Die Landesregierung wird selbstverständlich ihren Teil dazu beitragen, für einen angemessenen Schutz von Whistleblowern zu sorgen. Sie wird sowohl die Prüfung als
auch etwaige Gesetzgebungsvorhaben konstruktiv begleiten und unterstützen, wenn nötig aber auch kritisch.
Allein bis hierhin geht aber die Übereinstimmung mit Ihrem Antrag, meine Damen und Herren von der Fraktion DIE LINKE, denn schauen wir uns Punkt II Ihres Beschlussvorschlages an: Sie möchten, dass der Landtag die Landesregierung auffordert, den an die Bundesregierung gerichteten Beschluss der Justizministerkonferenz zügig umzusetzen. Ich frage Sie: Wie soll das denn gehen? Das zeugt von einem tief greifenden Missverständnis der Rollenverteilung, meine Damen und Herren. Die Bundesregierung ist am Zug, nicht die Landesregierung. Der Vorsitzende der Justizministerkonferenz – Ihr Parteifreund, mein brandenburgischer Kollege Ludwig – übermittelt den Konferenzbeschluss an die Bundesregierung und dann beginnt die von mir beschriebene Prüfung, die ebenso wie ein mögliches sich daran anschließendes Gesetzgebungsvorhaben sehr konstruktiv begleitet wird.
Selbst umsetzen können wir den Beschluss der Justizministerkonferenz allerdings nicht. Ebenso wenig macht es irgendeinen Sinn, heute einen Vorratsbeschluss zu fassen, sich gegebenenfalls auf Bundesebene für den Erlass eines entsprechenden Gesetzes einzusetzen, bevor das Ergebnis der erbetenen Prüfung überhaupt vorliegt und bevor überhaupt klar ist, wie gesetzgeberische Folgerungen aussehen könnten. Damit, meine Damen und Herren, wird es Sie im Ergebnis nicht überraschen, dass dieser Antrag aus meiner Sicht – bei aller grundsätzlichen Übereinstimmung im Ausgangspunkt – abzulehnen ist. – Ich danke Ihnen.
Sehr geehrte Frau Präsidentin! Sehr geehrte Damen und Herren Abgeordnete! Wir hörten es, entscheidende Hinweise zu Gammelfleischskandalen, Notständen in Pflegeheimen oder Bestechungsvorwürfen bei Großunternehmen stammen häufig von couragierten Mitarbeitern aus den betroffenen Unternehmen.
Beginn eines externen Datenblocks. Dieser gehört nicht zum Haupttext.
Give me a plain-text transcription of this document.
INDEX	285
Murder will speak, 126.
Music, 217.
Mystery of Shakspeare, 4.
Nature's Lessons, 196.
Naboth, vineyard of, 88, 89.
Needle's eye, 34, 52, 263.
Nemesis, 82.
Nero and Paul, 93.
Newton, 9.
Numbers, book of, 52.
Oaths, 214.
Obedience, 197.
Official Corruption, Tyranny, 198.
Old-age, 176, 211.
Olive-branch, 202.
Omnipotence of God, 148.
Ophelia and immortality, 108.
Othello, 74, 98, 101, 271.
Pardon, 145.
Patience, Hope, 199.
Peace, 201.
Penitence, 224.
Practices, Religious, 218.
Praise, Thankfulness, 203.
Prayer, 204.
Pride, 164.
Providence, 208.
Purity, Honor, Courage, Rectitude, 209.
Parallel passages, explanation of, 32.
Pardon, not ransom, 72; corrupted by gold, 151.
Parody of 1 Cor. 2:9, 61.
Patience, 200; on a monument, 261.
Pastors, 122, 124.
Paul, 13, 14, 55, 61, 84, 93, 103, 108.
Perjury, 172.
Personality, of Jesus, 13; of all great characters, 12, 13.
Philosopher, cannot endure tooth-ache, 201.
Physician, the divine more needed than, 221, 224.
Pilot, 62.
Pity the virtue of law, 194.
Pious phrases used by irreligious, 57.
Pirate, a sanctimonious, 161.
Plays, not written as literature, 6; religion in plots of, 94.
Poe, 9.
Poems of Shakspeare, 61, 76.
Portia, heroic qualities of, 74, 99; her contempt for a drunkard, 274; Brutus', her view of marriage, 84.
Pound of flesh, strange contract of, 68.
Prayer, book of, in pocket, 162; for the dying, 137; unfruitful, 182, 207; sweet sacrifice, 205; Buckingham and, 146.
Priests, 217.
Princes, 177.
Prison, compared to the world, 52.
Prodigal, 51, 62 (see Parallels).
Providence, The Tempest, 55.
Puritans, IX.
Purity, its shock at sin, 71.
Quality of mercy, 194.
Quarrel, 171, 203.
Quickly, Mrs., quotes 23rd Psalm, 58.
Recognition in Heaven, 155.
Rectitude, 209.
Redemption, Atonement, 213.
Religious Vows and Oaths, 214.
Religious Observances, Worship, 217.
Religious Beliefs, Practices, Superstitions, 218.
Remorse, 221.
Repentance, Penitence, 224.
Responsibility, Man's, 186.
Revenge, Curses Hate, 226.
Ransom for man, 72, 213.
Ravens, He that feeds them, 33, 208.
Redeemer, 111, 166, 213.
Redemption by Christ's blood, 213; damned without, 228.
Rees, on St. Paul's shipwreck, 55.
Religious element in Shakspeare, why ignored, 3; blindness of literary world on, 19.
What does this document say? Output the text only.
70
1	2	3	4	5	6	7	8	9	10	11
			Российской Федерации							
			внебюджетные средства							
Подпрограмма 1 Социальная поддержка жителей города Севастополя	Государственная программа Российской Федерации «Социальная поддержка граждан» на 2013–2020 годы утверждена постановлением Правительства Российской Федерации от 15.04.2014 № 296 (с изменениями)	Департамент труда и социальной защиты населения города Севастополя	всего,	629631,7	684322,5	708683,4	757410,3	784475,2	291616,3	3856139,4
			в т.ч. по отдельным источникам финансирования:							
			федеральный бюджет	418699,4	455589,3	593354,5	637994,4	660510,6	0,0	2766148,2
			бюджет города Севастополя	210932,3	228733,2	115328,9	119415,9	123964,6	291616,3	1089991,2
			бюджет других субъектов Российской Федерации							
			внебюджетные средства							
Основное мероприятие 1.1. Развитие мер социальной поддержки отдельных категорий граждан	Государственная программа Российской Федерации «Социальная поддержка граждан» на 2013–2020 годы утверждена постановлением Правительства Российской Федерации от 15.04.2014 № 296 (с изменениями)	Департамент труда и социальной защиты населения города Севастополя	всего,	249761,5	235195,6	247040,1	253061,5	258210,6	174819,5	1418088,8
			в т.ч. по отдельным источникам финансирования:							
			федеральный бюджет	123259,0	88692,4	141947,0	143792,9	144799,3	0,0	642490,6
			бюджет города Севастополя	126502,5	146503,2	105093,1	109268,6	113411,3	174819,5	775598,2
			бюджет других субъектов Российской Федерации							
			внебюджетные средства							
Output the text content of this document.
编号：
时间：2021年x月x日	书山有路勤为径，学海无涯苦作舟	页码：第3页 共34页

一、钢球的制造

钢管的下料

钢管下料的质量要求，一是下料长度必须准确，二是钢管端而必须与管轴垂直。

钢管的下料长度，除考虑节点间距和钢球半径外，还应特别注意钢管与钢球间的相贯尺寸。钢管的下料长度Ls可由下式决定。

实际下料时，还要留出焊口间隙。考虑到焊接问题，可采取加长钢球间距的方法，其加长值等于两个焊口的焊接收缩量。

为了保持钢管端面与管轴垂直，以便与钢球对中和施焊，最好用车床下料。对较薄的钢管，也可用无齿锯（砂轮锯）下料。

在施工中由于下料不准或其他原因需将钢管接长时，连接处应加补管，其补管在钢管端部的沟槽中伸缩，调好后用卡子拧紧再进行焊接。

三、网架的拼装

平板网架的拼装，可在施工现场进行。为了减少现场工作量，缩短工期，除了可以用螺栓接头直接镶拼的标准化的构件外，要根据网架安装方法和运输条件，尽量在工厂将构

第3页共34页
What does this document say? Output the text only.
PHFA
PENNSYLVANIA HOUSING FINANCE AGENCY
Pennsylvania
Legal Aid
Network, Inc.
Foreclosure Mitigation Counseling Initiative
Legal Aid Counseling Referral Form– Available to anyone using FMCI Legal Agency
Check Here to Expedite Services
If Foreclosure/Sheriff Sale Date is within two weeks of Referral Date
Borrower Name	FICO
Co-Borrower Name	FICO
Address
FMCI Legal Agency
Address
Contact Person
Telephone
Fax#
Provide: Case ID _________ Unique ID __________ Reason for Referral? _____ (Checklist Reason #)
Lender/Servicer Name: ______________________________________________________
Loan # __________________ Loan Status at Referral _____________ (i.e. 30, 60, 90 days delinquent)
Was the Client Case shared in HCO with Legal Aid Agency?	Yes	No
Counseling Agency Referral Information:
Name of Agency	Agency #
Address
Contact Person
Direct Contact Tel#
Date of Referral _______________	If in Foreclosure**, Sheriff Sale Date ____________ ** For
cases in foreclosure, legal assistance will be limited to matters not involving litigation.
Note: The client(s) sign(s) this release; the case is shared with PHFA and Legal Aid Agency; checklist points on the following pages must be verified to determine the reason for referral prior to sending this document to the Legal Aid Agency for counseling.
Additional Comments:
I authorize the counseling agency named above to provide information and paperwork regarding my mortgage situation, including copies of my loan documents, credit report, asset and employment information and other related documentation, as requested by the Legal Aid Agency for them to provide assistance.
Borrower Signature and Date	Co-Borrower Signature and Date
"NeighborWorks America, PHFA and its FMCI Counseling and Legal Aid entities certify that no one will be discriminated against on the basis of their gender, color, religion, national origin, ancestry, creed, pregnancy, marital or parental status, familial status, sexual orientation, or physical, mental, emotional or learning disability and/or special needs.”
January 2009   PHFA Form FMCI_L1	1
Viele Beispiele im Lebensmittel-, Gesundheits-, aber auch Finanzbereich zeigen, dass Hinweisgeber ein hohes Risiko eingehen, wenn sie über Missstände im Betrieb informieren.
Sehr geehrte Damen und Herren, der deutsche Whistleblower-Schutz beschränkt sich auf vereinzelte Vorschriften und Einzelfallentscheidungen von Gerichten. Während in anderen Ländern Hinweisgeber, sogenannte Whistleblower, durch Gesetze geschützt sind, gehen sie in Deutschland ein hohes Risiko ein. Bisher muss die Preisgabe eines Missstandes durch die Rechtsprechung im Einzelfall geprüft werden. Das führt zu Rechtsuntersicherheiten für den Einzelnen. Viele Missstände können aber ohne Hinweisgeber, also allein durch die Behörden, kaum ermittelt werden. Wir brauchen auch in Zukunft Menschen, die den Behörden Hinweise geben. In vielen Fällen können nämlich nur Insider Licht in das Dunkel bringen.
Die SPD-Bundestagsfraktion hatte daher bereits in der 17. Wahlperiode den Entwurf eines Gesetzes zum
Schutz von Hinweisgebern in den Bundestag eingebracht. Dieser wurde jedoch im Juni 2013 vom Bundestag abgelehnt.
Ich darf an dieser Stelle daran erinnern, dass das Beamtenstatusgesetz eine Durchbrechung des Verschwiegenheitsgrundsatzes enthält. Demzufolge dürfen Beamte neben den Katalogstraftaten des Paragrafen 138 StGB, die die Anzeigepflicht regeln, auch Korruptionsstraftaten nach den Paragrafen 331 bis 337 StGB direkt bei der Staatsanwaltschaft anzeigen.
Sehr geehrte Damen und Herren, der Schutz von Arbeitnehmern, die durch ihre Hinweise auf Missstände oder gar kriminelle Handlungen ihrer Arbeitgeber Zivilcourage beweisen, ist weiter zu stärken.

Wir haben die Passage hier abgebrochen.